The effect of this shift on American workers and consumers is mixed. As Rosensweig explains, "Chinese imports keep pressure on U.S. producers because such imports are often relatively cheap. They squeeze the ability of others to raise prices. All this keeps a lid on inflation, which in itself helps keep interest rates low. Of course, for the consumer, this can all be a great thing--as seen by the low prices offered by two major importers from China: Target and Wal-Mart.”
This pressure on American competitors moderates prices for many staples such as clothing, electronics and toys, which in turn discourages inflation.
However, the stabilizing effect of Chinese imports doesn’t extend to the entire U.S. economy, notes Jeffrey Busse, associate professor of finance at Goizueta. Significant portions of the economy, such as services and existing home prices, are rarely affected by the level of imports.
China’s dependence on oil is impacting oil prices. Chinese manufacturers use oil as a raw material and a power source, just as American manufacturers do. In addition, the cost of other commodities--such as steel, timber and concrete–-is also rising, notes Busse, because the quickly growing Chinese economy is bringing a Western-style standard of living to increasing numbers of Chinese citizens. China’s growing use of construction materials is driving up the cost of building worldwide.
Another powerful effect of China’s growth in imports is its increase in financial might. As Rosensweig observes, China “will lead the world in exports in just a few more years. Booming growth in export revenues is leading to a trade surplus which will also soon lead the world. If a nation exports $250 billion more than it imports, it is also accumulating a great deal of dollars.”
For instance, China’s central bankers are investing a large portion of the country’s foreign-exchange reserves in U.S. government securities.
“This has a positive impact on almost all 300 million U.S. residents,” observes Rosensweig. “It keeps interest rates low by supplying funds.” Thus, although federal spending has increased dramatically in the last few years, the 10-year Treasury bill rate is significantly lower today than it was when the current President Bush took office. This low rate not only decreases the cost of government borrowing; it keeps down interest rates for corporate loans and for mortgages and credit cards.
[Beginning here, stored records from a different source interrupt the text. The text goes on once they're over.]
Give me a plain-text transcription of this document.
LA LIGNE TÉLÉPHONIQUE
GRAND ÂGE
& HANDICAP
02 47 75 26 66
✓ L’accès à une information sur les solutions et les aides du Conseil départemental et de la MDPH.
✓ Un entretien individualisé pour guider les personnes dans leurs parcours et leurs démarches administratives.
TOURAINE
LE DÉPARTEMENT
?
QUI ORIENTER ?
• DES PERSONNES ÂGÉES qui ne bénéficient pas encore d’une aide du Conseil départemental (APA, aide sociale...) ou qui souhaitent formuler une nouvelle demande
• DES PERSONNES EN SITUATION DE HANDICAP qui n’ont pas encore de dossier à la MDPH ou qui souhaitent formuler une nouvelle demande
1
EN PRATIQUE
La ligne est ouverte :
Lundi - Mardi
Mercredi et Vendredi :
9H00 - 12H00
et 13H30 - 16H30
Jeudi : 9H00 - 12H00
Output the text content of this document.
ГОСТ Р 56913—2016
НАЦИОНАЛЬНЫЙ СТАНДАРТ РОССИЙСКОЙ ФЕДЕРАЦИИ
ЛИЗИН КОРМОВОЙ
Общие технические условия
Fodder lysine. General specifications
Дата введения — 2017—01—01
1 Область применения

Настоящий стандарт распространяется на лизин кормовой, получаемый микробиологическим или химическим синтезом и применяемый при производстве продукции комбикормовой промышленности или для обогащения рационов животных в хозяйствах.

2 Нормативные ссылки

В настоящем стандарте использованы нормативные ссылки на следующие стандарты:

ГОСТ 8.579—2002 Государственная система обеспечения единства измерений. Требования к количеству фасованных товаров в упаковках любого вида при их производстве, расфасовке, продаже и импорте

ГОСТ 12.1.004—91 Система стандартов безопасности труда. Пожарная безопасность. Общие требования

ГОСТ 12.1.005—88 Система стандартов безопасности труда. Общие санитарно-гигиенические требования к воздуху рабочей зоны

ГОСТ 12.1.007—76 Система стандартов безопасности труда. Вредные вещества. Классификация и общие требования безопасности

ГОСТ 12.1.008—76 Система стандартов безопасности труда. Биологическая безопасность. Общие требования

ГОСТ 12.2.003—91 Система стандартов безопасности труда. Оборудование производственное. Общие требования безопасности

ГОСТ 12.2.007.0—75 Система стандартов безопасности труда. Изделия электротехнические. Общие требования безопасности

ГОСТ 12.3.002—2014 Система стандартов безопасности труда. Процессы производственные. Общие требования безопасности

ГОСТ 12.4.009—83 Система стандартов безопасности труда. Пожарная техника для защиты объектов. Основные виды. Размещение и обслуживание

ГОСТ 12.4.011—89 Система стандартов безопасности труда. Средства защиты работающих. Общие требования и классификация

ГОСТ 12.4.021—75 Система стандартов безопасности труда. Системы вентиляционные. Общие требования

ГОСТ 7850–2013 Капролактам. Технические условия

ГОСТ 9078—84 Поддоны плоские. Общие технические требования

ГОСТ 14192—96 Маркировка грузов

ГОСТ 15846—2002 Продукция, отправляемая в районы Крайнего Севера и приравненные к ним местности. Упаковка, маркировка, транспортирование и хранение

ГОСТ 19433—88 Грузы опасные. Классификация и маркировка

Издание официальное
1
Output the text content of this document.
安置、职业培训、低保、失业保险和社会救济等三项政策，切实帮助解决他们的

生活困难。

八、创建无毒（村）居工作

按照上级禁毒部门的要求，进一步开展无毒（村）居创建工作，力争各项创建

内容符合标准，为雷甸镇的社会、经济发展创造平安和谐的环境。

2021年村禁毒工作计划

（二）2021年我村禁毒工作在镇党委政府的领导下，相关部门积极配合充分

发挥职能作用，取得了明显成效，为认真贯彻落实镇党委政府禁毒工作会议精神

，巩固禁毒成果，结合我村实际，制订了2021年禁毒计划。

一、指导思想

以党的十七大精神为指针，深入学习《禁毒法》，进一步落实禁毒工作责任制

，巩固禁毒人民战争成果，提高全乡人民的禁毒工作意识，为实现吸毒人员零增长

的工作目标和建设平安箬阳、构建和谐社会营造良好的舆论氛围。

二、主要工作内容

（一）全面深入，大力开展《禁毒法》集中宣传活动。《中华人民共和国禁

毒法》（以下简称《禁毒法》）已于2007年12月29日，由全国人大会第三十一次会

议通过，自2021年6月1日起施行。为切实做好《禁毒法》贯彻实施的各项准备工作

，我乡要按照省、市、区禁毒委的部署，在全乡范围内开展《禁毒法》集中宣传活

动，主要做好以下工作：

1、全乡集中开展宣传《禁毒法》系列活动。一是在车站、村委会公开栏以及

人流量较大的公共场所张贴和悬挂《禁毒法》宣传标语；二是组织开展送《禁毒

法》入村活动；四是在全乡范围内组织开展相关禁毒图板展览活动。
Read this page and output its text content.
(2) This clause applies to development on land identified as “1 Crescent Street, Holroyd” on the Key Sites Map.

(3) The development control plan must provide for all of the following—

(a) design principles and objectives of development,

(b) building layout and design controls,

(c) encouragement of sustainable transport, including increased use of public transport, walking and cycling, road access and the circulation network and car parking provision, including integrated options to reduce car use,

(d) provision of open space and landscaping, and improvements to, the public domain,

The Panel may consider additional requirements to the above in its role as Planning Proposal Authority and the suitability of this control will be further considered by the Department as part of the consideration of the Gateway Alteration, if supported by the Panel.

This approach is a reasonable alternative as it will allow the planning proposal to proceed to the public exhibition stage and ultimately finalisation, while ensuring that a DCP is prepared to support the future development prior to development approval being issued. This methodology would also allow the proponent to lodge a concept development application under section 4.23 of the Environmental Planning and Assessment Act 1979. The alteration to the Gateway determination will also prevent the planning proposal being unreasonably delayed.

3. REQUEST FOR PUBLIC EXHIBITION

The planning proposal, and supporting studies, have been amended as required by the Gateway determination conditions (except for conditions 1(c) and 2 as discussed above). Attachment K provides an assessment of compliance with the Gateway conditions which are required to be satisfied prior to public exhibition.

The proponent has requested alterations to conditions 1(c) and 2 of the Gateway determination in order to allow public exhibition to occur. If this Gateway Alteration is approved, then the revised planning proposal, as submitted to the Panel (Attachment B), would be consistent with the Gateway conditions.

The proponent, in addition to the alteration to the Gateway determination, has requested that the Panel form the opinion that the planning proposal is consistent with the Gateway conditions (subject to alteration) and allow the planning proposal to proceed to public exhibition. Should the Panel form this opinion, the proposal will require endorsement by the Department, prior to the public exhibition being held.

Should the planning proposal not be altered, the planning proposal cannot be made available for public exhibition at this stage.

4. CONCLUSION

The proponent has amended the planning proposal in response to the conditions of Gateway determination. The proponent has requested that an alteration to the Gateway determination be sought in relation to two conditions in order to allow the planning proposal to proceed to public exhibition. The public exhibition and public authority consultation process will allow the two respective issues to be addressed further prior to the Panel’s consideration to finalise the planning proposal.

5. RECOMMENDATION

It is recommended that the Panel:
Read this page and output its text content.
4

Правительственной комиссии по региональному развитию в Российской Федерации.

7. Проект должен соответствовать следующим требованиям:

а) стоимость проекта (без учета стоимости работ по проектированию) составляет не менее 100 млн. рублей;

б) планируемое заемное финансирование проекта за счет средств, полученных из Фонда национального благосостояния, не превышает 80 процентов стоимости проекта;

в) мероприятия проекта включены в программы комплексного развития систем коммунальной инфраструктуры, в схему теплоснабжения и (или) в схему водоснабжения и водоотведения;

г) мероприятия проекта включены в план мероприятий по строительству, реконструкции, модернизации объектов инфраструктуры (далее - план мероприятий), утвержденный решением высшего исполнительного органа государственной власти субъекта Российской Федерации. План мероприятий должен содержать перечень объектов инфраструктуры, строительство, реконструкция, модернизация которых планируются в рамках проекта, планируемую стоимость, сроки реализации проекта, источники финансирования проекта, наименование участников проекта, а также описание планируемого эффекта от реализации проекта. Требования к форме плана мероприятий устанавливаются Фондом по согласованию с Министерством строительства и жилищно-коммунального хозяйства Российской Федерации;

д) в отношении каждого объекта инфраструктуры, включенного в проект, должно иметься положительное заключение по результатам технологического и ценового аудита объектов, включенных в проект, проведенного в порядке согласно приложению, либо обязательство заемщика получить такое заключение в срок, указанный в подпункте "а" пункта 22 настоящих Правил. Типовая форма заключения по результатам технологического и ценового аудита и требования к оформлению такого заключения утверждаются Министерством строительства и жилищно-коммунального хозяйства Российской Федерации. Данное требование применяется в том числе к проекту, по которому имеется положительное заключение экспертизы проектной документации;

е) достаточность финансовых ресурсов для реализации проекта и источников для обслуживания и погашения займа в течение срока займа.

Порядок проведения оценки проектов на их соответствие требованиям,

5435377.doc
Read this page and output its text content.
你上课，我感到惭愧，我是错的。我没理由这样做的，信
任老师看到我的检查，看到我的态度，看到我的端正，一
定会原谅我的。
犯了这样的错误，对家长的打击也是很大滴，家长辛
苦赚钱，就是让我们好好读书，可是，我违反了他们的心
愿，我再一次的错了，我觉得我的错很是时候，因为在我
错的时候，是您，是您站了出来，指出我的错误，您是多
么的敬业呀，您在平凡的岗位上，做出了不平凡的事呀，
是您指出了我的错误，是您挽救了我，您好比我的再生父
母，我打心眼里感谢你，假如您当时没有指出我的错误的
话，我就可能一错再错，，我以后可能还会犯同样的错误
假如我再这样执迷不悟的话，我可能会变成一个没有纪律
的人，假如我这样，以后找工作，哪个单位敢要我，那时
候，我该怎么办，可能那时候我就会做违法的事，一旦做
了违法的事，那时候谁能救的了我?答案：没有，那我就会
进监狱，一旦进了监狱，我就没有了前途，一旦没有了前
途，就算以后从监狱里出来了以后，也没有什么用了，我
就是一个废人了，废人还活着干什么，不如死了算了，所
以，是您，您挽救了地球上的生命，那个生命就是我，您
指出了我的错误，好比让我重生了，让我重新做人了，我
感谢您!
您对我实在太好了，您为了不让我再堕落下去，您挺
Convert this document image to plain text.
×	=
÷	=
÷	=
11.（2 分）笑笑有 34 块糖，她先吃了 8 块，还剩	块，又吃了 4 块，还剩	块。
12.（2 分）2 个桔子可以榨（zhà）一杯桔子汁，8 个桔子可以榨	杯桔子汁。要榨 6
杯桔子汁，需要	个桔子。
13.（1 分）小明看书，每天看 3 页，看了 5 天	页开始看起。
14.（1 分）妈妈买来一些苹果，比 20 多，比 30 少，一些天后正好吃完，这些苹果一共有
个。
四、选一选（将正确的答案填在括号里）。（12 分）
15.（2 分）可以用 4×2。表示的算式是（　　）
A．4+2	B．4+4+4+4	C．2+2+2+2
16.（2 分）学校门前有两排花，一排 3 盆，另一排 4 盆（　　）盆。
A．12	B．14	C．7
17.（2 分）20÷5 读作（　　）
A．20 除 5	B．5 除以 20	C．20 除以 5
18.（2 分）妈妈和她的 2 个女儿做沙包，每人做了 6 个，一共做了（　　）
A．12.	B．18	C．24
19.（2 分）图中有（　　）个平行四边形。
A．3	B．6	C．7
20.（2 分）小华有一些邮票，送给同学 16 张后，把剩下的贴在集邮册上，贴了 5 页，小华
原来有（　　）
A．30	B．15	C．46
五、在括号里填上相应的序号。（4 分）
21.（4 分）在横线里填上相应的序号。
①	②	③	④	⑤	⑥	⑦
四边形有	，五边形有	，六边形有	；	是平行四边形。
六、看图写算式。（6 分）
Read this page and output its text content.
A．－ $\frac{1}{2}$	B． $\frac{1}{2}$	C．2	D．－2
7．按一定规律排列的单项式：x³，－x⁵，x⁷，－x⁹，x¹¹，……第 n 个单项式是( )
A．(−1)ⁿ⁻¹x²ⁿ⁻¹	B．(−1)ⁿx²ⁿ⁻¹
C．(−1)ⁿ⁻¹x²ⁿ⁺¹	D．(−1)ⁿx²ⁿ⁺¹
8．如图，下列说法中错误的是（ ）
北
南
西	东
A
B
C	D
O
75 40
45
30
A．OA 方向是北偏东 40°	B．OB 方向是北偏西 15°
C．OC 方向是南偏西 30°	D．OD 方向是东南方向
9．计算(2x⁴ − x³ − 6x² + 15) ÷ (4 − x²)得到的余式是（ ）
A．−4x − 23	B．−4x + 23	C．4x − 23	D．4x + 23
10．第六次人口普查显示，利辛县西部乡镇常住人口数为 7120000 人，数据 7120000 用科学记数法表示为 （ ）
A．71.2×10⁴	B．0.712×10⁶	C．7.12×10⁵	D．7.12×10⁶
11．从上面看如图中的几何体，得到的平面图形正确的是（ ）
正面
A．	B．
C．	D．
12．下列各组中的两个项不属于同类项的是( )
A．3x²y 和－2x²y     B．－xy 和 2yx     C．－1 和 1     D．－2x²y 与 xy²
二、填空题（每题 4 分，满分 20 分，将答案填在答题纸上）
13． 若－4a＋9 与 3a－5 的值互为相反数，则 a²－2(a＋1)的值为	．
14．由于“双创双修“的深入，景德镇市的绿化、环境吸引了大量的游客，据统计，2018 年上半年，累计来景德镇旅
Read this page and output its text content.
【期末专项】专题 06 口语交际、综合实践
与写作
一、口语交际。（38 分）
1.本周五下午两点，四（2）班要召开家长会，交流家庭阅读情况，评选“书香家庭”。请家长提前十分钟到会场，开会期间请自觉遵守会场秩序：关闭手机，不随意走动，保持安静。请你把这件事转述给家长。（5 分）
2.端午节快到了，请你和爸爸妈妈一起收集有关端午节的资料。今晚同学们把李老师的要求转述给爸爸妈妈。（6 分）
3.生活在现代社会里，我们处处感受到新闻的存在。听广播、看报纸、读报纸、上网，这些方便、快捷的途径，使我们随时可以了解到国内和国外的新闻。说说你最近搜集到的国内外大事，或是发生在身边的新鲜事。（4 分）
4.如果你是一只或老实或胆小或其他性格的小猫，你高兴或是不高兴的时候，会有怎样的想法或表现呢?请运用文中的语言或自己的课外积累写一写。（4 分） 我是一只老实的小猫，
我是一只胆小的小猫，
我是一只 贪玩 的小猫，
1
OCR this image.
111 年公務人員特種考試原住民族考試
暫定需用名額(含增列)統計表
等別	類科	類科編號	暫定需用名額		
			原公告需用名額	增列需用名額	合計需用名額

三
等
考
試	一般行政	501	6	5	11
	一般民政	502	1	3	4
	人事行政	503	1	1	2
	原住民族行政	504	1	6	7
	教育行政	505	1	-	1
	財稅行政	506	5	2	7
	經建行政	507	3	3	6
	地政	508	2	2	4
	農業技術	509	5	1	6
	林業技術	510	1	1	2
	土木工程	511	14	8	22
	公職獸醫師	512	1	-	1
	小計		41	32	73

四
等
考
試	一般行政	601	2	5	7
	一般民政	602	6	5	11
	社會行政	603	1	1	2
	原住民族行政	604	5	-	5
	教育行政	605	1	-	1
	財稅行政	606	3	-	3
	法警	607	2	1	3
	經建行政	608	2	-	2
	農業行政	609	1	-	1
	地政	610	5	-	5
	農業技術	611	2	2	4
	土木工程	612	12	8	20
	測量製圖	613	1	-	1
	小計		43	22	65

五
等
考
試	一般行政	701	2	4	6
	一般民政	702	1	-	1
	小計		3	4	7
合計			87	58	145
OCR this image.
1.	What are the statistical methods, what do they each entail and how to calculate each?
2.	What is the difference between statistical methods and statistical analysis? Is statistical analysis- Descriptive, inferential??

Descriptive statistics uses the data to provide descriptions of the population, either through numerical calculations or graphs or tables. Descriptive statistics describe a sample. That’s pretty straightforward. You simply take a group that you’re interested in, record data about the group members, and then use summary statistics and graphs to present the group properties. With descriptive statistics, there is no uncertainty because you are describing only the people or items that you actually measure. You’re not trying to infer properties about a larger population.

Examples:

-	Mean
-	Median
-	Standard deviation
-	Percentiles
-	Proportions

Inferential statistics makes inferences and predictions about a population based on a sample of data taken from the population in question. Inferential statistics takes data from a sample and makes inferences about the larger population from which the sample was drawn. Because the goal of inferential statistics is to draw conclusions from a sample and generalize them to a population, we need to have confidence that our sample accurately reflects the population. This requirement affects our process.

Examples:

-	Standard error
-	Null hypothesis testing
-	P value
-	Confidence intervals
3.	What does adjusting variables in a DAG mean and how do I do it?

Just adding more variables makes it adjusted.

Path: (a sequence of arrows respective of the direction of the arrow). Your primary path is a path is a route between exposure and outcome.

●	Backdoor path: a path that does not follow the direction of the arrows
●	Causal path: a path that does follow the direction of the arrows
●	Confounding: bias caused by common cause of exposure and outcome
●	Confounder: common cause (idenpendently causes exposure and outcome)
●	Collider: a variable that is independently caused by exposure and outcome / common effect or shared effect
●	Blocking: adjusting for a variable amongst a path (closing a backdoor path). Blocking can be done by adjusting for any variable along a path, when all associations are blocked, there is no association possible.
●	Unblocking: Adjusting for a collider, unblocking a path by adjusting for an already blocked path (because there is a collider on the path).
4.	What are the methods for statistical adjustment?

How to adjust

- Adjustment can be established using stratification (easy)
The inflation benefit does have a downside, professors say. Chinese investment in U.S. government debt also puts America in a vulnerable position. “If China ever wanted to bring the U.S. financial system to its knees, suddenly selling off even a sizable portion of those securities could send interest rates soaring,” observes Rosensweig. Even if China never does this, the U.S. will pay China increasing amounts of interest, as its debt grows.
China, however, doesn’t need a hostile reason to decrease its investment in Treasuries. The falling dollar is eroding the value of these assets; whereas China’s holdings in other currencies, like the Euro, are appreciating. The Chinese central bank can also get higher returns from U.S. corporate securities, not to mention by investing in emerging markets. China might even decide to spend some of this money on its own people, to improve its physical or technological infrastructure or to care for its elderly.
On the other side of the ledger, huge amounts of American investment dollars are flowing into China, where, as Busse notes, “the returns have been enormous.” But with the recent rash of product recalls from China, should American businesses seek other options?
Jagdish Sheth, a chaired professor of marketing at Goizueta, believes China will learn from recent scandals. “This has been a great wake up call for Chinese manufacturers and U.S. importers,” he maintains. According to Sheth, the Chinese government is eager to improve the quality of local products, so the stamp “Made in China” will inspire as much consumer confidence as “Made in Japan, South Korea or India” does. Sheth predicts that Chinese officials will begin to seriously monitor and regulate exported products to improve their country’s reputation.As China’s growth and influence continues to expand, its global impact will reverberate literally around the world.